Well today isn't off to a good start so far. This morning I find out that one of my better friends died. He was a victum of the speed that he let become such a part of his life. He had been in the hospital for a bad case of pnemonia from smoking crystal. It was kind of a rude awakening. Then about two hours after I find out my (girlfriend?) calls me and tells me about it so I think that today is going to be the day that I man up and tell her it's either me or meth she can't have bolth. If she chooses the meth then so be it. It will hurt but I will survive. I'm not going to sit back and know that she is still with me and out killing herself slowly withan obsticle that I have already overcome that it isn't that she can't it's that she doesn't want to quit and move on with her life!!

2 Comments:

At 2:04 PM, Blogger Terri said...

Yes...a message was sent to you, sadly resulting in the death of your friend, and you are reading the message loud and clear. Remember, you don't have confidence and THEN take risks. You take risks and that BUILDS your confidence. So many think it works the other way around. They want to have insurance that something will work out BEFORE the risk. It doesn't work that way. Take the risk, that means getting out of your COMFORT zone, and you will build the confidence. Yes, a rude awakening indeed. Don't let your friends death be in vain. Let it be a reminder. Let his death stand for something. Take the risk. Be strong. Yes, you may cry, that's not weakness. Not doing the right thing - THAT my good friend, is being weak. I can't believe how intelligent you are. You know so much you're just afraid to use it because you're so much more mature than others your age.
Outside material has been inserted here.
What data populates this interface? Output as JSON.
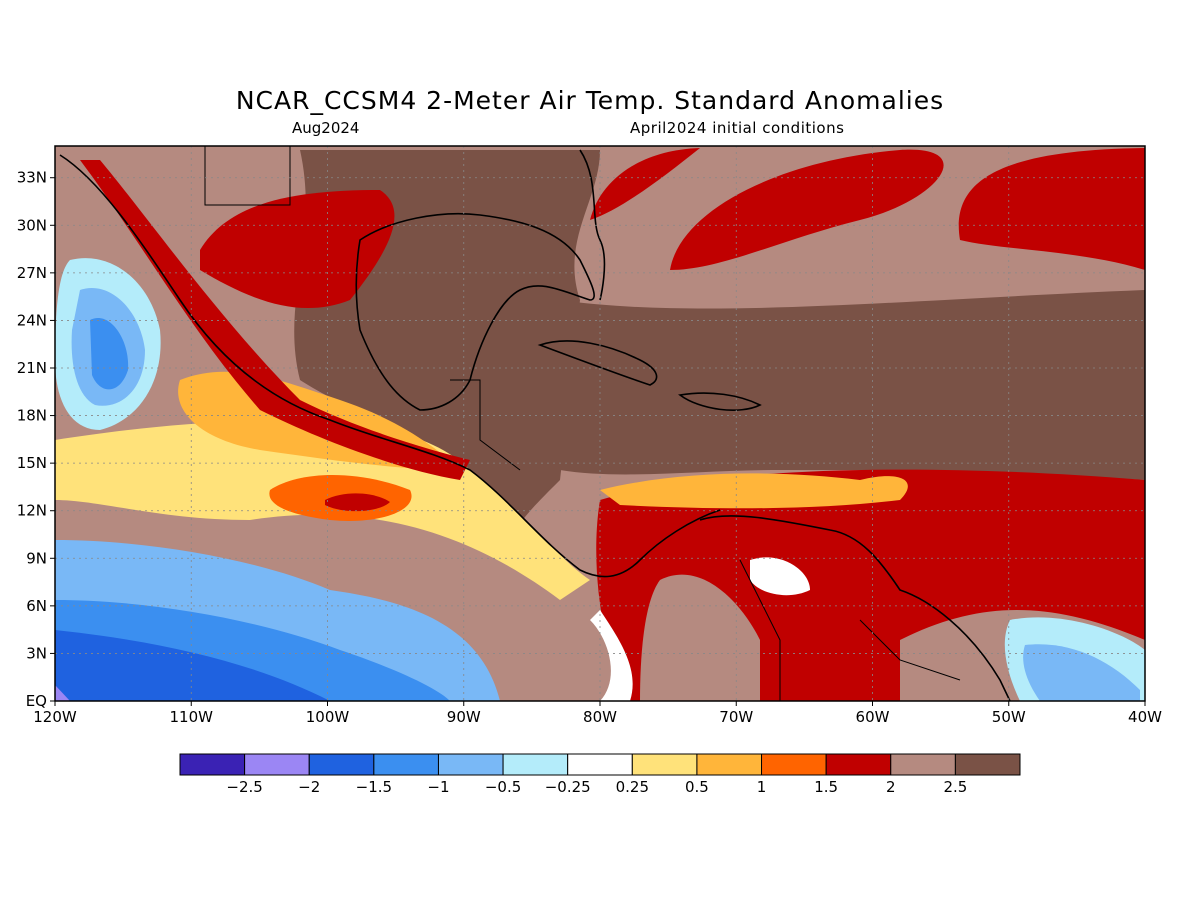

You see things they cannot see right now. It's hard isn't it? Yes, you will survive and you will earn respect, for yourself and from others. You can love someone and not be with them. YOu can love someone and not agree with their behavior. I divorced a man, not because I didn't love him. I did. But, he was drinking. And he's get abusive when he drank. Did he do it everyday? No. But, even if he did it once every 4 months (which was pretty much the pattern) it was too much. I had to pack up two babies and leave, no where to go, no money, I moved to Los Angeles where I knew no one but knew I could get a job in a city. It was so hard. I cried everyday for a year. But, I did it. My kids respect me for it and it was worth earning their respect. You sure are earning mine. I'll be thinking of you today. My sister is also a meth addict. She's had her kids taken away twice and is still using. Meth is bad. VERY BAD. I did it a million years ago (in my 20's) and it was different then. We didn't smoke the stuff. BUT, I know - I know what I'm talking about here. I'm not some old lady who is saying "just say NO." I say just say NO, because I know. You've now seen what it can do. Me too. My best friend committed suicide. Murdered her 6 year old daughter who was named after me, Terri Lynn. All under the influence. You know your friend? This girl? YOu just might save her life by breaking her heart. Does that make sense?

 
At 2:12 PM, Blogger Terri said...

PS: I'm very very sorry about your friend. My sister is in and out of the hospital all the time with "asthma." Yea, right. But, she won't stop smoking the shit. I want to strangle her. And, look at all she's risking. Two beautiful kids. Her oldest she "lost" a long long time ago. He hates his mother. And now she's repeating the same thing with her 7 and 10 year olds. How sad is that. I do what I can but still, she won't stop until she kills herself. She had 8 years clean at one time but went back. I can't tell you how many tears I've cried over her and the situation but I can't fix it. I learned that. You can't fix someone else who is under the influence. You know that too right? You had to do it yourself. Make that decision yourself. So will she. I will keep her in my heart and hope and pray she "gets it" before it's too late. I'm glad you did.